Monday, August 25, 2008

ZIMMERMAN FIRE - 1953

On March 10, 1953, a general alarm fire gutted the five-story Zimmerman Building at Limestone and Main streets in downtown Springfield - but a lone lightbulb inside the structure refused to go out.

The blaze burned for more than five hours. It started in the basement and traveled up a dumb waiter shaft to the top floor.

``Although the Ohio Edison Company cut all electric service to the building one light bulb continued to remain lit all through the fire and stayed lit until the upper three stories were removed,'' Fire Captain Calvin Roberds wrote in his 1978 history book From Buckets to Diesels. ``The source of the power was never found.''

Rex Miller, who worked at Pat Finnigan's tavern, pulled the alarm box at the interestion at 2:52 a.m., The Springfield Daily News reported. The second alarm followed at 2:58 a.m. and the general alarm at 3:17 a.m.

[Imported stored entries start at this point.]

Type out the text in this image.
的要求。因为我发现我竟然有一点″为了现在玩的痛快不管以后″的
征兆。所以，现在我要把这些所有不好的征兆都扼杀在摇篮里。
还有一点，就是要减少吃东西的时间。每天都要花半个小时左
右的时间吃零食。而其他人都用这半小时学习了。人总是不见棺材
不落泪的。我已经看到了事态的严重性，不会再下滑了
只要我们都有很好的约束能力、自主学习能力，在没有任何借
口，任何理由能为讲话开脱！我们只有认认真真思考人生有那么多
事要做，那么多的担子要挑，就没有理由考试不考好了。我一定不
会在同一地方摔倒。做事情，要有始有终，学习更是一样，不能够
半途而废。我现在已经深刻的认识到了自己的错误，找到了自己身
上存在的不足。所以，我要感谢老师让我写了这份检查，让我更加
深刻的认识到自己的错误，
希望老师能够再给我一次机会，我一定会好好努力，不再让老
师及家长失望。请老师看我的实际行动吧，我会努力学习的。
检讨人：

``I heard something like a shot being fired or an explosion in the basement,'' Miller told the newspaper. ``The next thing I knew was flames flaring from the basement.''

Hazel Patton, the lone occupant of the office building, fled on a fire escape. Springfield Fire Chief Willard Compton directed the fire fighting and ``practically all men and apparatus from the city department were pressed into service,'' the Daily News said.